One KPI That Really Counts

When looking to grow your professional services business, the one KPI that really counts is the number of meetings you have with clients and prospects.  Sure, there might be lots of supporting activities that also need to be measured, but after years of working with firms from all walks of life, I am convinced that the most important KPI to drive your business performance is meetings.

Why Meetings?

It’s true there ae a number of KPIs critical to monitor in your business to achieve peak performance and profitability. However, when you look at most of these KPIs they assume you already have client work to produce.

At the other end of the scale, there are certainly KPIs important to measure to generate leads, but these are measures of activity opportunities to explore with clients and prospects.

Where it counts is where you get in front of someone and explore the potential to do work, come back with recommendations and options and get sign off. This process can be a series of meetings (face to face, by video, or over the phone), but nonetheless meetings.

So how do you increase the number of meetings with clients and prospects? Let’s take a closer look.

Existing Clients

One of the best ways to increase the number of meetings with existing clients is to plan your activity first. The beginning of the financial year is an ideal time to do it , but any time is better than not doing it at all.

Whether you’re organised enough to plan your activity 12 months out or whether you do it on the back of completing a client’s annual compliance work, the key is to identify the hidden potential that may exist with that client.

A great exercise I encourage all of my clients to undertake is an annual review of the work they completed for their clients last year, how much revenue they generated, how much time it took, and what they ultimately recovered (in terms of Average Hourly Rate – another important KPI). From there, review each client and ask yourself “What else could this client benefit from?” The answer may be nothing in which case move on to the next one. You might think of one or two things to raise with the client. Involve the wider team in this exercise and I’m confident you’ll find more than one thing you could explore with your clients.

After identifying all the additional opportunities within your client base, determine a possible fee for each service. You might not know what to charge or how long it’ll take but start with a benchmark AHR you want to recover for this new work. Keep in mind you won’t be charging based on time, but rather based on the value and benefit you can deliver to the client. This is a discussion for another time.

Now that you’ve done your client review, prioritise your list in terms of greatest potential and start booking in meetings. You’ll need to be organised, and disciplined with this process or it simply won’t happen. It’s that simple!

One more thing, remember that you already have a relationship with clients so they will be way more open to hearing from you than prospects so start here and maximise all the potential. It’s a great confidence booster!


Prospects are a little harder to convince to give you the opportunity to help them. Why? They have a relationship with another accountant (whether good or bad) and they don’t know you or trust you. So, with finding prospects there are a number of activities you need to undertake to generate a meeting.

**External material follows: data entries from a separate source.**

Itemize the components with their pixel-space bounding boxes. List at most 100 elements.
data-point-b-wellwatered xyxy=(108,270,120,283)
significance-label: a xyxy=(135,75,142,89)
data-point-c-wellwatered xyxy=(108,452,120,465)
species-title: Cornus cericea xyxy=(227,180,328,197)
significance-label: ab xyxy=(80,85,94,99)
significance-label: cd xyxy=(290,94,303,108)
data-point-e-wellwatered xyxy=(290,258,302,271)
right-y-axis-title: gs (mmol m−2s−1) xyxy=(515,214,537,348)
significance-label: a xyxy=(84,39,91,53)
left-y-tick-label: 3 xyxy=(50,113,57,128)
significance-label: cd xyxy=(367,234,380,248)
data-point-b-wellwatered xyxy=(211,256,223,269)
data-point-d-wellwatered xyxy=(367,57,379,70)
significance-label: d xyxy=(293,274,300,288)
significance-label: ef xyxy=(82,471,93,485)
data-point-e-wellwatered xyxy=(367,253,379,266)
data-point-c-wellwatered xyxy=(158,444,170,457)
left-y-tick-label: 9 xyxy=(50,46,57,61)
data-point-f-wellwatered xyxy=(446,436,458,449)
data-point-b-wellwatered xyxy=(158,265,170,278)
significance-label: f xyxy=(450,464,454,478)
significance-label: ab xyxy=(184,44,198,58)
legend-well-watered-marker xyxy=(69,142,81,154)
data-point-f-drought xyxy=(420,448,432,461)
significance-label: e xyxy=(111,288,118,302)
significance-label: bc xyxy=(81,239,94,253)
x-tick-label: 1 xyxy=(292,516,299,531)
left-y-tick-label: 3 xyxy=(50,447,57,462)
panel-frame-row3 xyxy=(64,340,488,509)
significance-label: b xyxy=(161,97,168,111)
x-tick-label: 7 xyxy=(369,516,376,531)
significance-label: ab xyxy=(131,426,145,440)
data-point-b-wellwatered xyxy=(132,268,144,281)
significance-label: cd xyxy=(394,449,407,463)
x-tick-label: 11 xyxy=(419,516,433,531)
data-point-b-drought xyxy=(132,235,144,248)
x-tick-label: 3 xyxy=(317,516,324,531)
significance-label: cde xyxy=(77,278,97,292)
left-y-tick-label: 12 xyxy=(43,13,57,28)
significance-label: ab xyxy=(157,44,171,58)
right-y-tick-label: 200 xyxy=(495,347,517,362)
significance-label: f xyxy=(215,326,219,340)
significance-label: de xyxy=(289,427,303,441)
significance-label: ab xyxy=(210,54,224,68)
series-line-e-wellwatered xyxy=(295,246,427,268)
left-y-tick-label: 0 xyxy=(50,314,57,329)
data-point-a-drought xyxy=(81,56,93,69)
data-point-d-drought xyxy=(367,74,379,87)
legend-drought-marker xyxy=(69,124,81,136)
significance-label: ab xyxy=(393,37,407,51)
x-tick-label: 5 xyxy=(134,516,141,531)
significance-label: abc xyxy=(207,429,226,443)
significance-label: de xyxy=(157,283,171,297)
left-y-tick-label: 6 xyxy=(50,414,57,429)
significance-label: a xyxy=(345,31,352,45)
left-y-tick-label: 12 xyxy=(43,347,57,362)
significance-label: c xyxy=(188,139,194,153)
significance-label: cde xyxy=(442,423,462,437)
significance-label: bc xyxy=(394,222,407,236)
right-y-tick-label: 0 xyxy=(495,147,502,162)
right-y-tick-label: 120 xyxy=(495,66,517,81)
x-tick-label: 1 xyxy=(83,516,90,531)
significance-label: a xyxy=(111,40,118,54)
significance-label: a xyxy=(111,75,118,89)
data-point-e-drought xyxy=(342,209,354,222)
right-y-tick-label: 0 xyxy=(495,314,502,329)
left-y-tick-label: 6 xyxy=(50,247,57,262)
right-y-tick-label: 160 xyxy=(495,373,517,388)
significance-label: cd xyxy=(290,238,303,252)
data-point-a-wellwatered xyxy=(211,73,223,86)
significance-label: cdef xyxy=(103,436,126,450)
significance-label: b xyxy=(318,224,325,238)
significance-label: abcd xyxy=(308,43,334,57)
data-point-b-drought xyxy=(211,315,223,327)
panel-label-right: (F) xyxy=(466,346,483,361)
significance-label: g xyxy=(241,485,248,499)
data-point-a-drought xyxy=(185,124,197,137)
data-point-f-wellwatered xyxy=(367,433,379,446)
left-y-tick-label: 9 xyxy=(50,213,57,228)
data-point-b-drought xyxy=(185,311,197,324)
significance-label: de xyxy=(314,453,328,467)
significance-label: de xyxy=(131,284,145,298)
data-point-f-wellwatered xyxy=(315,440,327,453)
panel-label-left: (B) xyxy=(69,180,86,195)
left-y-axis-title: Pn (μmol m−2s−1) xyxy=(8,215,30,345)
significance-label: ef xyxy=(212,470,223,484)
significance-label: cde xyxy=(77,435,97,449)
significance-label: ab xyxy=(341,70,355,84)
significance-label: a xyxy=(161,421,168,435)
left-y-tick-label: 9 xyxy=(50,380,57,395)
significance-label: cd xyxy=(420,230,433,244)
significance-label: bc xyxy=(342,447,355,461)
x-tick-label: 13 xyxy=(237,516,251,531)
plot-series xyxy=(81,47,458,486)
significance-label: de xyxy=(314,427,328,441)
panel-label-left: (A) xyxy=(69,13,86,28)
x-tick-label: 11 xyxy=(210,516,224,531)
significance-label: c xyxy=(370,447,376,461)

  1. Define the type of prospects you want to attract to your business – I’ll cover this off in a future article
  2. Make a list of suspects – potential targets to approach – again this is about list building and there are a number of ways to do that so I’ll dedicate an article just on those tactics
  3. Determine the best approach method for your targets – this might be direct mail, networking, attending conferences, aligning with industry associations or special interest groups, or even cold calling (not for the feint hearted!)
  4. Determine your objective for the initial contact
  5. Package up some value for the prospect to benefit from immediately
  6. Make the first contact
  7. Follow up quickly
  8. Keep following up until they tell you to go away or give you an appointment

You might think this is overly simplistic. It works. Yes there is a bit of effort required with each step to make sure you are filling your pipeline with the right type of prospects but it worth it.

Lead generation is a massive topic and way bigger than I can cover in this article. If you use the above steps as a framework, you can quickly define your lead generation system and bring it to life.

Follow Ups

You’ll see Step 7 and 8 above have one key focus – follow up. This is usually where all lead generation functions fall apart. The follow up simply doesn’t happen on time or at all. Yet, if you follow up when you promise to, you are displaying one of the fundamentals of building trust – reliability.

You need to measure your follow up activity and the simplest way is to do it is with an activity tracker. An activity tracker is a simple tool that captures the activities you undertake and the results from those activities over a specific period. It tracks the number of contacts you make, the number of decision makers you get through to, the number of appointments you make, the number of appointments you attend, the number of proposals you present, and the number of sales you make as a result. Combined with a good CRM system, your follow up activity will definitely improve way above most of your competitors. We know follow ups are done very poorly in the profession so standing out won’t be too difficult.

What’s likely to get in the way


  • I’m too busy
  • I don’t have prospects
  • I’m scared of what people will think
  • I don’t have time
  • I need to think about it first
  • I’m not confident enough
  • I don’t have the right process
  • I don’t have the right tools
  • And more…

Hence, over the coming weeks I am going to address each area to build an end-to-end lead generation and business winning process. You can take what you need and implement it into your firm.

As I said from the outset, the one KPI that really counts is the number of meetings you have with clients and prospects. If you’re serious about achieving greater outcomes this year, start planning your activity now and tap into the resources you need to get started.